I smile to myself as he caresses my bottom tenderly.
He yanks my hair in a tight hold, forcing me to sit up and lean on my hands.
The affectionate, romantic mood gone .
He growls, “Let’s get this over with then” harshly yanking my hair. I’m still stuck in the ecstasy of feeling the heat leaving my body, so I don’t push and shove against him. I scream when he enters me roughly in one quick motion, filing me completely. It leaves me panting breathlessly. He doesn’t stop to give me time to adjust to him. He recedes then pushes back in even harsher, making me scream out again. With every thrust I feel my temperature dropping so I don’t stop him. Tyler makes wild sounds behind me. He continues to tug fistfuls of my hair, bending my head back harshly. I squeeze my eyes shut, letting the tears fall silently. I don’t dare make a sound. Tears of relief fall as the heat leaves my body. I cry because I yearn for my loving caring mate, but this is all I’ll ever get from Tyler. I’m taking it even though I know I don’t deserve to be treated this way. The only sounds that fill the room are coming from him and the springs in the bed as they squeak.
He starts moving in a rhythm, the hand resting on my left hip squeezes hard as he grunts. I feel a sensation building within my core. I try to even my breathing as he continues his assault on my body, praying that it will be over soon. His hand tightens on my hair, the fist that holds it gripping tighter. Then I feel him tense then shudder. He slowly untangles his hand from my hair then pulls out of me. I fall flat on the bed, exhausted and relieved that the whole ordeal is over with. I turn my head away from where he stands looking down at my half naked body before he walks out of the room. I listen for a few moments, hearing the front door slam and his car skid away. A tear falls down my face, not once did he kiss me or talk me through the experience.
I slowly get myself off the bed feeling dirty and used, even though I asked him for it. I’m colder now and even though I should welcome the coldness in, all I want right now is the warmth back. I look down at the evidence of my shattered virginity on the sheets of the bed. I rip all the blankets off and rush off to throw them in the washing machine.
Next stop. Shower.
As the fruity smell of the conditioner runs through my hair, I think about the scene that played out moments before. I wince at the flashbacks. I quickly stop all thoughts, focusing on getting the knots out my hair.
My body aches and I feel a little discomfort, but it’s nothing compared to what I’ve been through in the past. I put on one of my shirts and a pair of shorts, trying to keep myself around the tree house and my thoughts about Tyler at bay.
I don’t have a phone and I don’t know if he’s coming back to fetch me.
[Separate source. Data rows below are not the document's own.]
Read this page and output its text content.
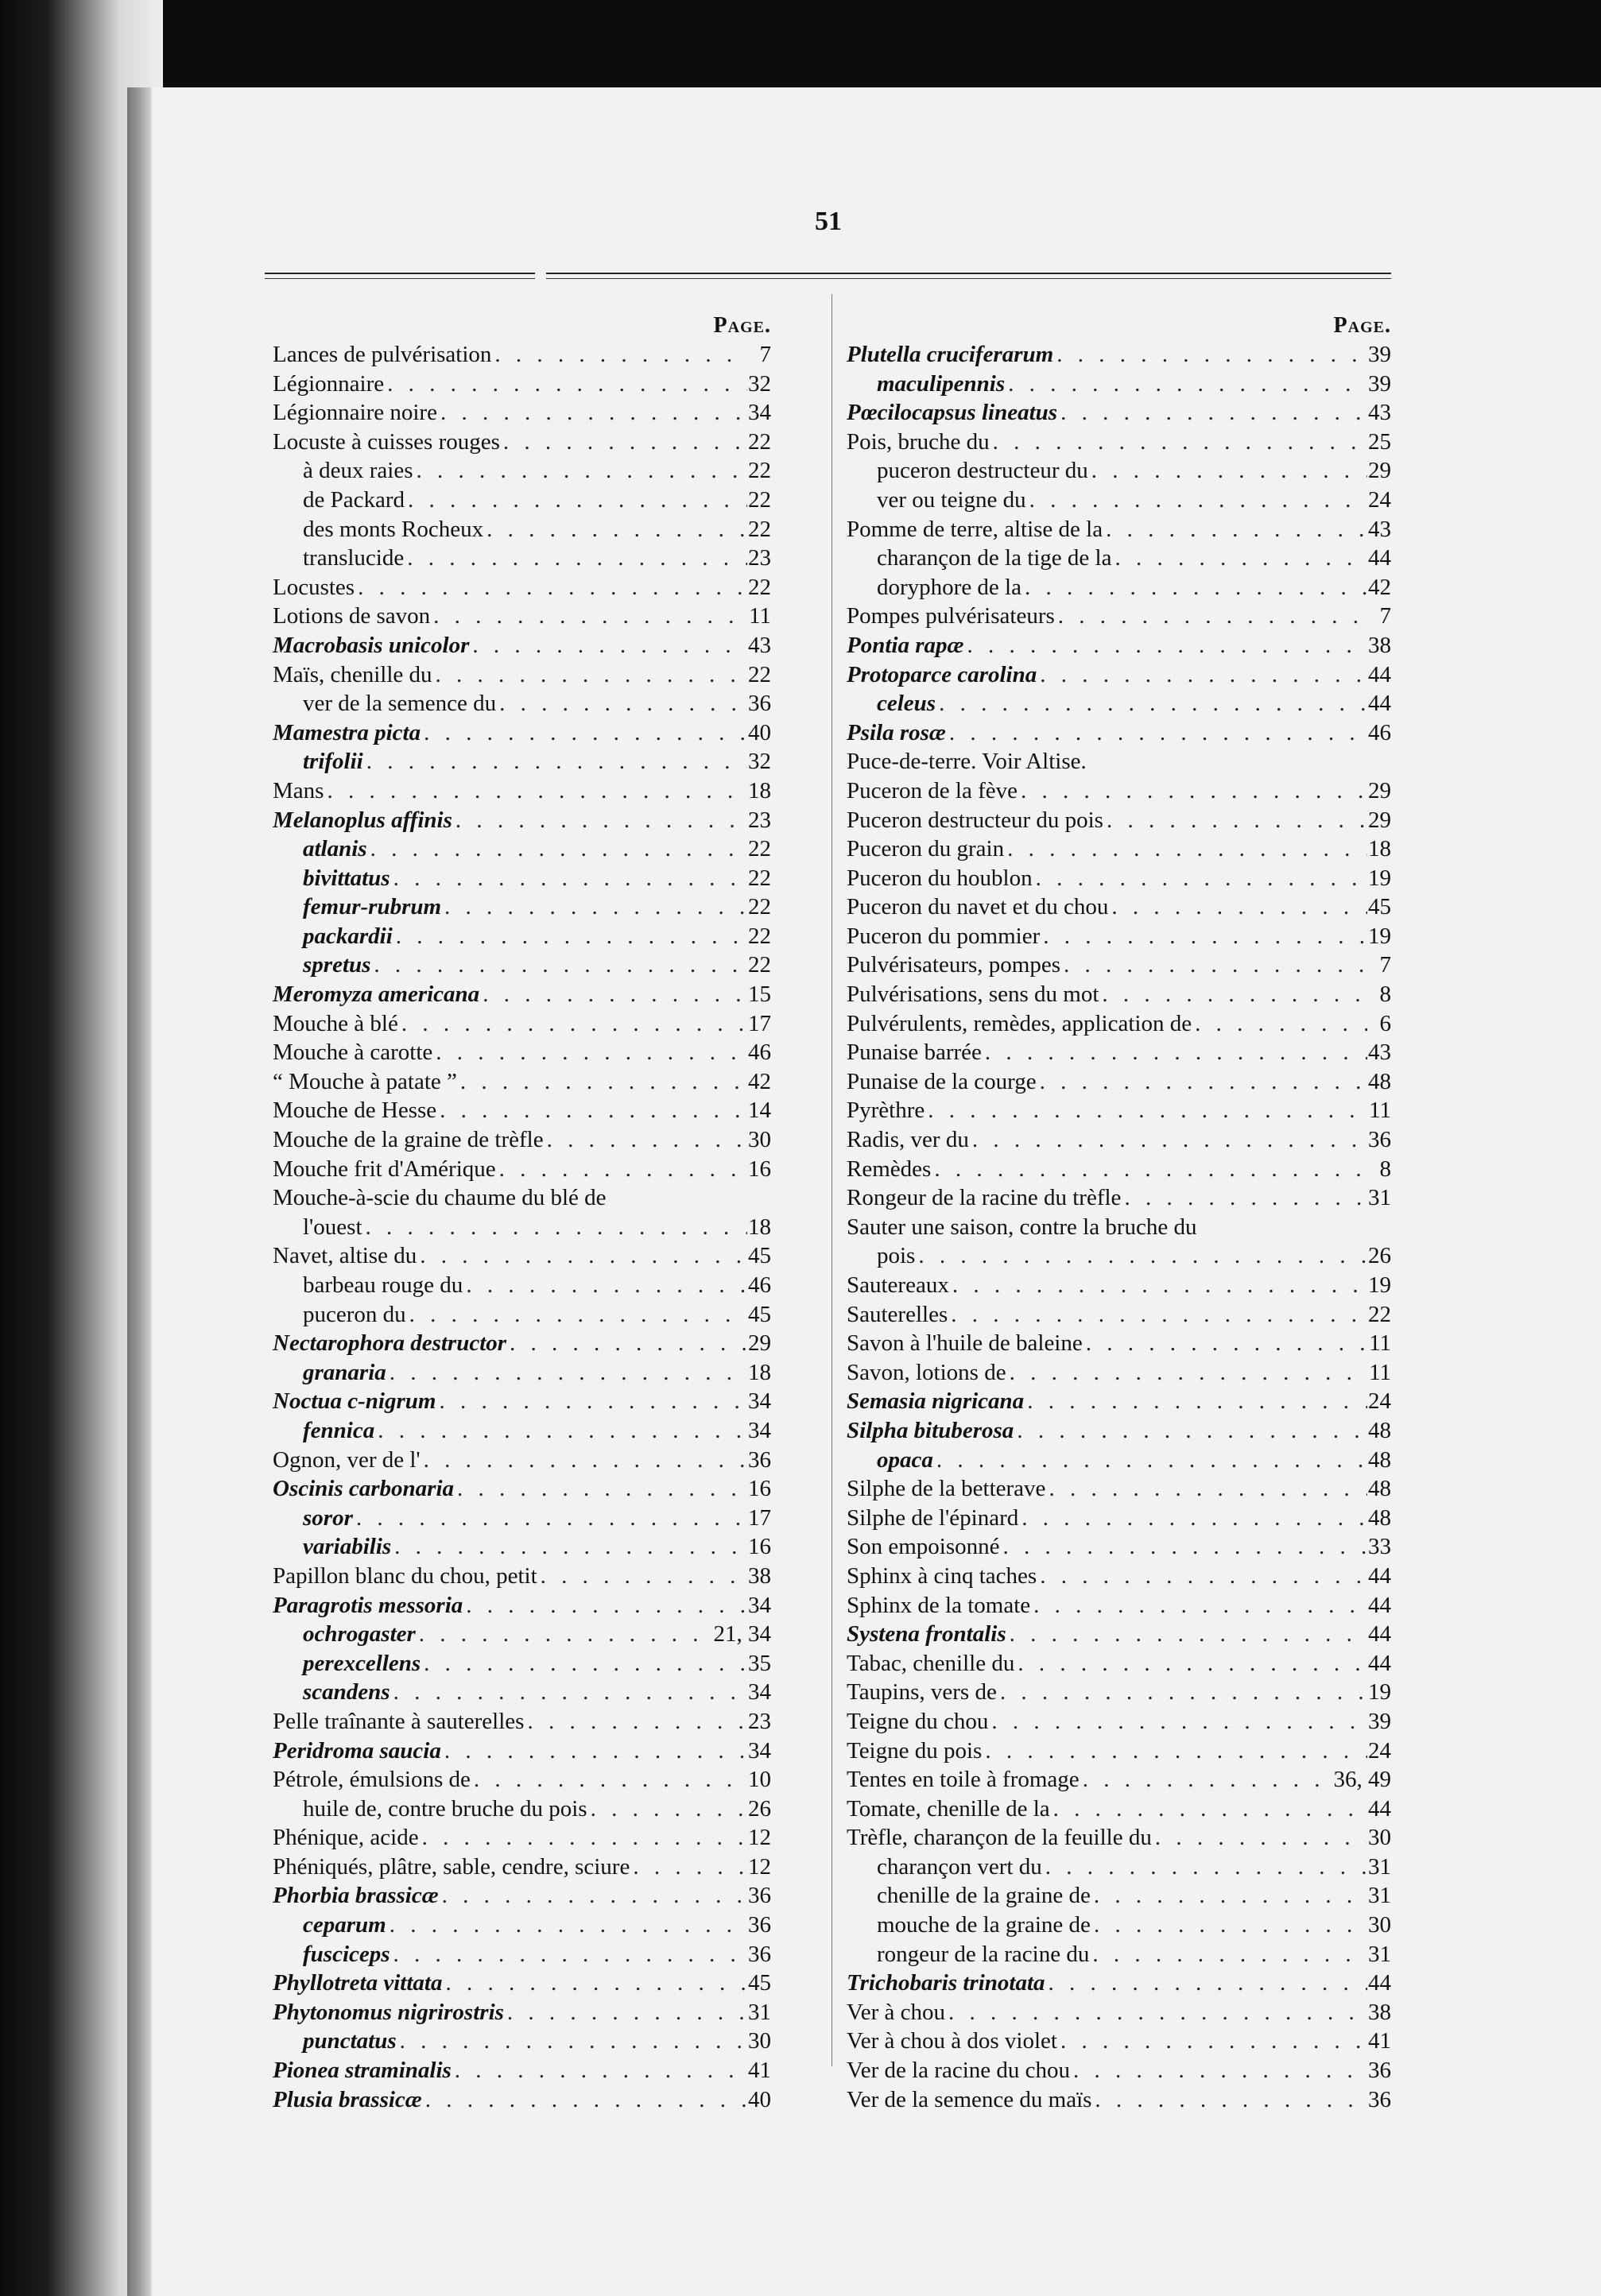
51
Page.
Lances de pulvérisation . . .	7
Légionnaire . . .	32
Légionnaire noire . . .	34
Locuste à cuisses rouges . . .	22
à deux raies . . .	22
de Packard . . .	22
des monts Rocheux . . .	22
translucide . . .	23
Locustes . . .	22
Lotions de savon . . .	11
Macrobasis unicolor . . .	43
Maïs, chenille du . . .	22
ver de la semence du . . .	36
Mamestra picta . . .	40
trifolii . . .	32
Mans . . .	18
Melanoplus affinis . . .	23
atlanis . . .	22
bivittatus . . .	22
femur-rubrum . . .	22
packardii . . .	22
spretus . . .	22
Meromyza americana . . .	15
Mouche à blé . . .	17
Mouche à carotte . . .	46
“ Mouche à patate ” . . .	42
Mouche de Hesse . . .	14
Mouche de la graine de trèfle . . .	30
Mouche frit d'Amérique . . .	16
Mouche-à-scie du chaume du blé de
l'ouest . . .	18
Navet, altise du . . .	45
barbeau rouge du . . .	46
puceron du . . .	45
Nectarophora destructor . . .	29
granaria . . .	18
Noctua c-nigrum . . .	34
fennica . . .	34
Ognon, ver de l' . . .	36
Oscinis carbonaria . . .	16
soror . . .	17
variabilis . . .	16
Papillon blanc du chou, petit . . .	38
Paragrotis messoria . . .	34
ochrogaster . . .	21, 34
perexcellens . . .	35
scandens . . .	34
Pelle traînante à sauterelles . . .	23
Peridroma saucia . . .	34
Pétrole, émulsions de . . .	10
huile de, contre bruche du pois . . .	26
Phénique, acide . . .	12
Phéniqués, plâtre, sable, cendre, sciure . . .	12
Phorbia brassicæ . . .	36
ceparum . . .	36
fusciceps . . .	36
Phyllotreta vittata . . .	45
Phytonomus nigrirostris . . .	31
punctatus . . .	30
Pionea straminalis . . .	41
Plusia brassicæ . . .	40
Page.
Plutella cruciferarum . . .	39
maculipennis . . .	39
Pœcilocapsus lineatus . . .	43
Pois, bruche du . . .	25
puceron destructeur du . . .	29
ver ou teigne du . . .	24
Pomme de terre, altise de la . . .	43
charançon de la tige de la . . .	44
doryphore de la . . .	42
Pompes pulvérisateurs . . .	7
Pontia rapæ . . .	38
Protoparce carolina . . .	44
celeus . . .	44
Psila rosæ . . .	46
Puce-de-terre. Voir Altise.
Puceron de la fève . . .	29
Puceron destructeur du pois . . .	29
Puceron du grain . . .	18
Puceron du houblon . . .	19
Puceron du navet et du chou . . .	45
Puceron du pommier . . .	19
Pulvérisateurs, pompes . . .	7
Pulvérisations, sens du mot . . .	8
Pulvérulents, remèdes, application de . . .	6
Punaise barrée . . .	43
Punaise de la courge . . .	48
Pyrèthre . . .	11
Radis, ver du . . .	36
Remèdes . . .	8
Rongeur de la racine du trèfle . . .	31
Sauter une saison, contre la bruche du
pois . . .	26
Sautereaux . . .	19
Sauterelles . . .	22
Savon à l'huile de baleine . . .	11
Savon, lotions de . . .	11
Semasia nigricana . . .	24
Silpha bituberosa . . .	48
opaca . . .	48
Silphe de la betterave . . .	48
Silphe de l'épinard . . .	48
Son empoisonné . . .	33
Sphinx à cinq taches . . .	44
Sphinx de la tomate . . .	44
Systena frontalis . . .	44
Tabac, chenille du . . .	44
Taupins, vers de . . .	19
Teigne du chou . . .	39
Teigne du pois . . .	24
Tentes en toile à fromage . . .	36, 49
Tomate, chenille de la . . .	44
Trèfle, charançon de la feuille du . . .	30
charançon vert du . . .	31
chenille de la graine de . . .	31
mouche de la graine de . . .	30
rongeur de la racine du . . .	31
Trichobaris trinotata . . .	44
Ver à chou . . .	38
Ver à chou à dos violet . . .	41
Ver de la racine du chou . . .	36
Ver de la semence du maïs . . .	36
To be honest, after the entire ordeal… I’d prefer to have some alone time. After two hours go by, thoughts of losing my virginity to Tyler start resurfacing. I decide to block it all off, act as though it didn’t happen, that I didn’t enjoy the possessiveness his body had over me. I’m good at shutting things out so this should be a piece of cake.
I try link with Talon, I’ve told him about my heat and I wonder if Tyler has told him about us having sex.
“You looking for me?” I hear Talon’s worried voice as he links.
“Yeah. How’s things your side?” I know I’m delaying the inevitable, but I’m a little scared to tell him that I slept with his brother.
“Its… things are… it’s busy,” he stutters. Clearly everything is still hush-hush so I don’t push for answers.
“How you doing, baby? Are you coping with the heat? You sound better?” He sounds worried.
I’m quiet for a few seconds then I take a deep breath and link back to him, “My heats over Talon.”
Now it’s his turn to be quiet, “What do you mean? You still have-” He abruptly stops talking.
“You slept with my brother.” His words are flat.
I try to butt in but he’s on a roll. “I’ve been trying so fucking hard, showing you how much I love you and how badly I want to make this work between us. You hardly show me any affection in return, Angel. Do I need to treat you like shit to get some action?” I can feel his fury and I know his words are only fuelled by his anger. I had no idea he would act this way. Talon has never showed any jealously toward his brother -neither has Tyler- but now… hearing the cruelness in his words. I’m not sure how this mate shit is meant to work between the three of us if the twins are jealous of each other.
I don’t bother replying. I shut off the link and build those walls in my mind back up. I’ll speak to him when he’s calmer.